On a London riverbank, when the body of small-time crook Mickey Parfitt washes up with the tide, no one grieves. But William Monk, commander of the River Police, is puzzled by the murder weapon: an elegant scarf whose original owner was obviously a man of substance. Dockside informers lead Monk to a floating palace of corruption on the Thames managed by Parfitt, where a band of half-starved boys is held captive for men willing to pay a high price for midnight pleasures. Though Monk and his fearless wife, Hester, would gladly reward Parfitt’s killer, duty leads them in another direction—to an unresolved crime, to a deadly confrontation with some of the empire’s most respected men, and ultimately to a courtroom showdown with Monk’s old friend, Oliver Rathbone, in a trial of nearly unbearable tension and suspense.
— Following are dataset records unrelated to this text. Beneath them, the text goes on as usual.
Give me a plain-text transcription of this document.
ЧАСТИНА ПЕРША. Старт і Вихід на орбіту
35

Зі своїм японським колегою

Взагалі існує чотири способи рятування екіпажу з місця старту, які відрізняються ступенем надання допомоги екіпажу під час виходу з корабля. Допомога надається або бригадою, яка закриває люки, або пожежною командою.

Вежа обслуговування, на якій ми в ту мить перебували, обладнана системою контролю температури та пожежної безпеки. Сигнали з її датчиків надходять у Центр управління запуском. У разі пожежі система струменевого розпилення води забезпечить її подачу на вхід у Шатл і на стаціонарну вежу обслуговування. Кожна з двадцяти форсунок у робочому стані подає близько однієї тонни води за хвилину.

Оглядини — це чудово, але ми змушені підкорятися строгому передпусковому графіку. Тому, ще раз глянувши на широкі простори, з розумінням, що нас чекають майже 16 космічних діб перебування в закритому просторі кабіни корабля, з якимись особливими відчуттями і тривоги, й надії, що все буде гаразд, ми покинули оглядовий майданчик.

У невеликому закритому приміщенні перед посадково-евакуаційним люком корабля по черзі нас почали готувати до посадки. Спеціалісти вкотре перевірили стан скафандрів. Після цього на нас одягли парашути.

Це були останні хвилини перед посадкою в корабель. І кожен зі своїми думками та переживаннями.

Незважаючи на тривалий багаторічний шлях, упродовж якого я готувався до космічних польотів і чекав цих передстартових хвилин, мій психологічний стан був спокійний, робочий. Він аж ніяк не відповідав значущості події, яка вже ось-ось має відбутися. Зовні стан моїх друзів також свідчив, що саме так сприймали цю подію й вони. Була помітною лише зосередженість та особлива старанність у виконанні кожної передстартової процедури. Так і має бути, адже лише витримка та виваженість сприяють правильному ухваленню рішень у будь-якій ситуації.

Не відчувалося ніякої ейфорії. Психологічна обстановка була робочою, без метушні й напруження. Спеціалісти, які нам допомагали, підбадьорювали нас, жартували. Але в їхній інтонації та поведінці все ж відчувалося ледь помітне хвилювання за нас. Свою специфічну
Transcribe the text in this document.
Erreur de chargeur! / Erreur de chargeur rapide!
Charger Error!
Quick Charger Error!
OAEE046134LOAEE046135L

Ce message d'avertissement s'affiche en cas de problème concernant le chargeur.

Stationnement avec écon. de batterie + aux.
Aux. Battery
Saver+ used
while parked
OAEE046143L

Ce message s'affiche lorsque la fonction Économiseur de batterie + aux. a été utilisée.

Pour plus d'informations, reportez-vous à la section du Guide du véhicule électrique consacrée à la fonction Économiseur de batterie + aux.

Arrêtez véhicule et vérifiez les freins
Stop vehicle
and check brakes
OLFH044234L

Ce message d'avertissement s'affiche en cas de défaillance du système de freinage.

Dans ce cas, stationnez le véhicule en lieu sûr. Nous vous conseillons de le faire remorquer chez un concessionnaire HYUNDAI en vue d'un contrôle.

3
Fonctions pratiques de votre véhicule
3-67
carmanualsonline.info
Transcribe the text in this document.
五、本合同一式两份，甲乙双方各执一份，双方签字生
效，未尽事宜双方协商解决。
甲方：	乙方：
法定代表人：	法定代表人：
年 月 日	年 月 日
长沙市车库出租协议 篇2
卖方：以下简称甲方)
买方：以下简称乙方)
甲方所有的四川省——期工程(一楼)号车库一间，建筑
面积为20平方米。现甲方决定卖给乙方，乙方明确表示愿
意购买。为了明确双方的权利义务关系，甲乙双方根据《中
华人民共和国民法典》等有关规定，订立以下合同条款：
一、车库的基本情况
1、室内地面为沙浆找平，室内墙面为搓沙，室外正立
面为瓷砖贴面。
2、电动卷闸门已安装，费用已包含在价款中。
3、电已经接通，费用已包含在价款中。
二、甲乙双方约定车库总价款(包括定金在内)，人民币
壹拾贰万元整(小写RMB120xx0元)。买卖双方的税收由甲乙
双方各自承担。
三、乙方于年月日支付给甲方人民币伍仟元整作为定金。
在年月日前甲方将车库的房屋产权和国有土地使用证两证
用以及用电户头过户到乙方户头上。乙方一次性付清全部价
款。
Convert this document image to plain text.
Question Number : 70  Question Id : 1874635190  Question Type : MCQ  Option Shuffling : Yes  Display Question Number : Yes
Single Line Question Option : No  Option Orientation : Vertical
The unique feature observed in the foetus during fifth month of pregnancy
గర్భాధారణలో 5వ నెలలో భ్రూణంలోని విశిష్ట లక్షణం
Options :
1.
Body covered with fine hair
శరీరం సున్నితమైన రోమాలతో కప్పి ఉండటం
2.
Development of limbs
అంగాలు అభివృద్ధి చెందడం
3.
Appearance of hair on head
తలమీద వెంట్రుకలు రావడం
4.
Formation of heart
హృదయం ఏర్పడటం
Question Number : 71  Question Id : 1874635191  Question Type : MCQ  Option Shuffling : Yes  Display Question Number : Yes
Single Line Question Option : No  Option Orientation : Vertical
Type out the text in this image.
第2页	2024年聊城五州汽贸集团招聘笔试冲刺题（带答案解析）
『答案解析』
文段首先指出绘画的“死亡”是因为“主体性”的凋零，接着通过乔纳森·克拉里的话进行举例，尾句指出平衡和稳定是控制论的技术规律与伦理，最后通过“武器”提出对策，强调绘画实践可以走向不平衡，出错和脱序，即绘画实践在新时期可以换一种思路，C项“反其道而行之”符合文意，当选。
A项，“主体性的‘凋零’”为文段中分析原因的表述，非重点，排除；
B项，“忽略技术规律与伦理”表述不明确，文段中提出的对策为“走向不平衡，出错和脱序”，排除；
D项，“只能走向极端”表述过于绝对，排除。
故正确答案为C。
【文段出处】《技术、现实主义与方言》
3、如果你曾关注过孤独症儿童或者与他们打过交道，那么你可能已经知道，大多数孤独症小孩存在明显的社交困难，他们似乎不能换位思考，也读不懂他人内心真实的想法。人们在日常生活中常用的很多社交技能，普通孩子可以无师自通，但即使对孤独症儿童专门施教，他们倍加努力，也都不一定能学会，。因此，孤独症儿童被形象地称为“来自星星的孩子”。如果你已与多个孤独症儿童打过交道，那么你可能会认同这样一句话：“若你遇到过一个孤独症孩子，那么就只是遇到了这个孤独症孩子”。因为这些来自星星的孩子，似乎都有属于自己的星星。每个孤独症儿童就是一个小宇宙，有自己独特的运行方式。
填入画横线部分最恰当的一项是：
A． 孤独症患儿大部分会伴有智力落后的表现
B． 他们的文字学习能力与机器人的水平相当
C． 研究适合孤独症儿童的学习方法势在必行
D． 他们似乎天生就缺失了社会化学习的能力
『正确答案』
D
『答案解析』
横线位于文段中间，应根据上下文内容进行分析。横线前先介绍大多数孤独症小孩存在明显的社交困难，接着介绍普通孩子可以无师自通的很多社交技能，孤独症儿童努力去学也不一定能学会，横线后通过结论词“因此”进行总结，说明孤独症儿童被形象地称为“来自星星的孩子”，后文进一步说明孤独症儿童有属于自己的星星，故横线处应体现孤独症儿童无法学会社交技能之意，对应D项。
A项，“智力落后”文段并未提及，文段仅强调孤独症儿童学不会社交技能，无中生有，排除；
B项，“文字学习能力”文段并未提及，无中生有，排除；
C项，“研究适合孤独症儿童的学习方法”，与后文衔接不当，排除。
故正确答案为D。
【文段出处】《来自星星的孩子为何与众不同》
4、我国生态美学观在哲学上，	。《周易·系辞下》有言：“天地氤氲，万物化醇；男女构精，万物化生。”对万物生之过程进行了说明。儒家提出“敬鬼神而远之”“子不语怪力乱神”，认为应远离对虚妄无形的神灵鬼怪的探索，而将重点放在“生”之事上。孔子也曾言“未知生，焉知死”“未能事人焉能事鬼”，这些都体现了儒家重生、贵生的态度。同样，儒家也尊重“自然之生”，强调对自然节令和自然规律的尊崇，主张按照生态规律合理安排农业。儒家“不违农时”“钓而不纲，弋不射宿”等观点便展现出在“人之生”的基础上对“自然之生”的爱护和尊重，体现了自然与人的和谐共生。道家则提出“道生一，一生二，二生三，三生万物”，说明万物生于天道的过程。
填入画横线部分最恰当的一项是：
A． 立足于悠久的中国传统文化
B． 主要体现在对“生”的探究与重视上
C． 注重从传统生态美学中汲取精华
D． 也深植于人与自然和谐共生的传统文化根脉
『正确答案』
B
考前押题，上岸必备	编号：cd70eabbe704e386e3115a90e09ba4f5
Sometimes the personal story of a particular author seems almost as intriguing as the books they write. Such is the life of British author Anne Perry (aka Juliet Marion Hulme). As a child Hulme was very ill with tuberculosis and ended up being fostered out by a family in the Caribbean. She did get better, and the family moved to a private island in New Zealand, where she describes her life as a Swiss family Robinson type existence. She became ill again and during her bouts of illness through her teen years, she missed most of her childhood education. However, her mother had prepared her by teaching her how to read and write by the time she was four. Her heart always seemed to be in writing.
At the age of 15, Juliet and her best friend plotted and killed her friend's mother. The three went for a walk in the park and Hulme dropped a stone, causing the mother to bend over to pick it up, and her friend hit her own mother on the head with a half brick. They had planned on the strike killing her, but they had to strike her 20 times before she was dead. The girls were put on trial and each served five years in prison. It is said that they never saw each other again after being released. For many years, nobody connected author Anne Perry as the teen murderer, Juliet Hulme. In 1994, the film Heavenly Creatures, portrayed Hulme and her friend Pauline Parker with characters being played by Kate Winslet and Melanie Lynskey respectively.
Perry's genre of writing covers Victorian Era Detective fiction for the most part. Her novels have been centered around two main characters, Thomas Pitt and William Monk. She has published 47 novels and several collections of stories.